Metro

Horace Mann School apologizes for decades of sexual abuse

The elite Horace Mann prep school today apologized for decades of sexual abuse suffered at the hands of teachers and administrators and pledged reforms to improve student safety, in its first public comments addressing the sex scandal.

“We sincerely apologize for the harm that was caused by the teachers and administrators who abused anyone during their years at Horace Mann School,” the school said in a statement posted on its web site.

“These unconscionable betrayals of trust never should have happened. But they did, and now we, as a school, must fully accept this reality.”

The elite Bronx prep school has been accused of turning a blind eye to sex assaults on at least 31 children between 1962 and 1996. In today’s statement, the school admitted that “former teachers and administrators in fact did abuse, in various degrees,students.”

Victim Jon Seiger, 51, last month described how eight faculty members used him as a “sex object and personal plaything.”

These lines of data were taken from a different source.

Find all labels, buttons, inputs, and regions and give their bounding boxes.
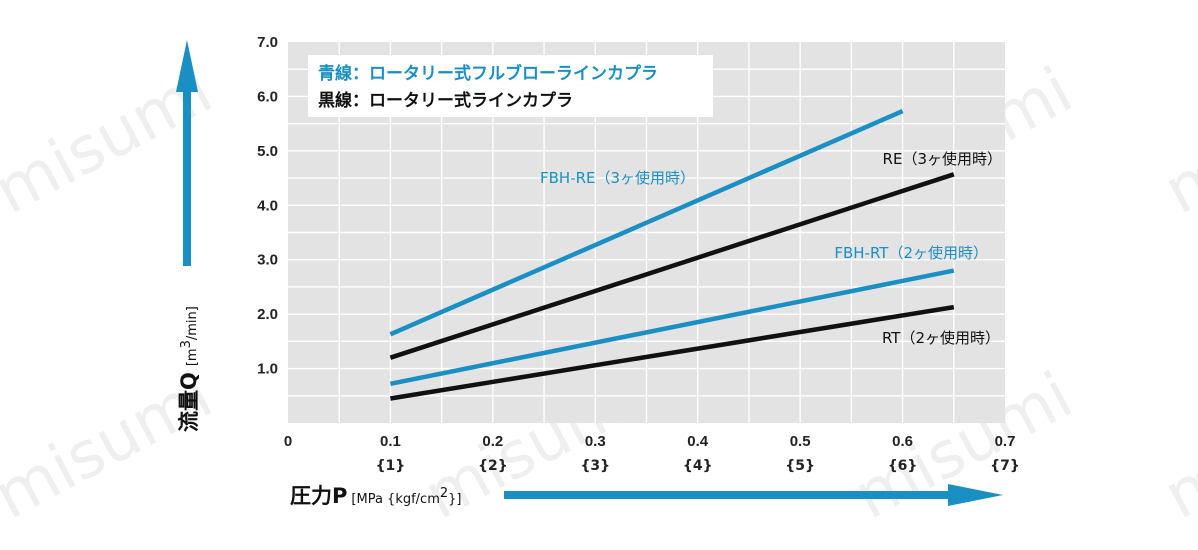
y-tick-label: 3.0 <box>257 252 278 269</box>
y-axis-title-text: 流量Q [m3/min] <box>177 306 201 432</box>
series-label-1: RE（3ヶ使用時） <box>883 150 1002 168</box>
y-tick-labels: 1.0 2.0 3.0 4.0 5.0 6.0 7.0 <box>257 34 278 378</box>
x-tick-label: 0.2 <box>482 433 503 450</box>
y-arrow-shaft <box>183 88 191 266</box>
x-tick-label: 0.4 <box>687 433 709 450</box>
x-axis-unit-sup: 2 <box>440 486 448 501</box>
y-axis-title-main: 流量Q <box>177 372 201 432</box>
y-axis-unit-prefix: [m <box>185 348 200 366</box>
y-tick-label: 2.0 <box>257 306 278 323</box>
y-tick-label: 4.0 <box>257 197 278 214</box>
legend-entry-1: 黒線：ロータリー式ラインカプラ <box>318 90 573 111</box>
watermark-text: misumi <box>1153 359 1198 534</box>
x-axis-unit-prefix: [MPa {kgf/cm <box>351 492 439 507</box>
x-axis-unit-suffix: }] <box>448 492 461 507</box>
y-axis-title: 流量Q [m3/min] <box>177 306 201 432</box>
x-arrow-head <box>948 484 1003 506</box>
y-axis-arrow <box>176 40 198 266</box>
series-label-2: FBH-RT（2ヶ使用時） <box>834 244 988 262</box>
y-arrow-head <box>176 40 198 92</box>
series-line-2 <box>389 268 955 387</box>
legend-box <box>308 55 713 117</box>
x-arrow-shaft <box>504 491 954 499</box>
x-tick-label-kgf: {3} <box>580 458 610 474</box>
x-tick-label-kgf: {4} <box>683 458 713 474</box>
series-label-3: RT（2ヶ使用時） <box>882 329 1000 347</box>
x-tick-label-kgf: {5} <box>785 458 815 474</box>
x-tick-label: 0.1 <box>380 433 401 450</box>
series-line-3 <box>390 304 955 401</box>
x-tick-labels: 0 0.1 0.2 0.3 0.4 0.5 0.6 0.7 <box>284 433 1016 450</box>
x-tick-label-kgf: {2} <box>478 458 508 474</box>
x-tick-label-kgf: {7} <box>990 458 1020 474</box>
x-axis-title-text: 圧力P [MPa {kgf/cm2}] <box>290 484 462 508</box>
y-axis-unit-sup: 3 <box>179 340 194 348</box>
x-tick-labels-kgf: {1} {2} {3} {4} {5} {6} {7} <box>376 458 1020 474</box>
x-tick-label: 0.5 <box>790 433 811 450</box>
x-tick-label-kgf: {1} <box>376 458 406 474</box>
y-tick-label: 5.0 <box>257 143 278 160</box>
series-line-0 <box>389 109 904 337</box>
y-tick-label: 1.0 <box>257 361 278 378</box>
series-labels: FBH-RE（3ヶ使用時） RE（3ヶ使用時） FBH-RT（2ヶ使用時） RT（2ヶ… <box>540 150 1002 347</box>
x-axis-arrow <box>504 484 1003 506</box>
watermark-text: misumi <box>1153 54 1198 229</box>
series-line-1 <box>389 172 955 360</box>
x-axis-title: 圧力P [MPa {kgf/cm2}] <box>290 484 462 508</box>
y-tick-label: 6.0 <box>257 88 278 105</box>
legend-entry-0: 青線：ロータリー式フルブローラインカプラ <box>318 63 658 84</box>
x-tick-label: 0.6 <box>892 433 913 450</box>
x-tick-label-kgf: {6} <box>888 458 918 474</box>
series-label-0: FBH-RE（3ヶ使用時） <box>540 169 695 187</box>
series-lines <box>389 109 955 401</box>
x-axis-title-main: 圧力P <box>290 484 347 508</box>
y-axis-unit-suffix: /min] <box>185 306 200 340</box>
y-tick-label: 7.0 <box>257 34 278 51</box>
x-tick-label: 0 <box>284 433 292 450</box>
x-tick-label: 0.3 <box>585 433 606 450</box>
x-tick-label: 0.7 <box>995 433 1016 450</box>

“Instead of a safe, nurturing place that would educate me, Horace Mann ended up providing a perfect storm of childhood sexual abuse,” he said, claiming he was first raped and forced to give oral sex to headmaster Inky Clark at age 14.

The school said it reached settlements with a “great majority” of former students who claim they were abused. At least one former student has sued the prestigious school, claiming he was molested by a music teacher some 450 times in the 1970s.

Other survivors are pressuring lawmakers in Albany to approve a bill that would allow molested students to sue schools well after the statute of limitations has expired. Currently, the statue prevents adults who were sexually abused as kids from filing claims after they turn 23.

Most of the teachers and administrators who committed the sex assaults are either dead or “mentally infirm,” the school said; others identified as abusers have refused to cooperate, and the school said it doesn’t have the power to force them.

The NYPD did investigate the allegations after a survivor exposed the abuse last year, but called off the probe because, under state law, the incidents happened too long ago to prosecute.

Horace Mann promised to create an advisory panel on student safety and appoint a survivor to the Head of School Committee, which advises to board of trustees, and said will release the school’s own report of abuses.

But Horace Mann did not say it would support the independent investigation that some survivors had called for.,

“The school is effectively saying no to our primary request,” Joseph Cumming, who claimed he was sexually abused at Horace Mann, told the Wall Street Journal.

“While nothing we can say or do will erase the painful memories shared by the survivors, we hope our actions demonstrate our resolve never to forget this portion of our past and reiterate our commitment to the safety of today’s students,” read the letter, signed by Board of Trustees Chair Steven M. Friedman and Head of School Thomas M. Kelly.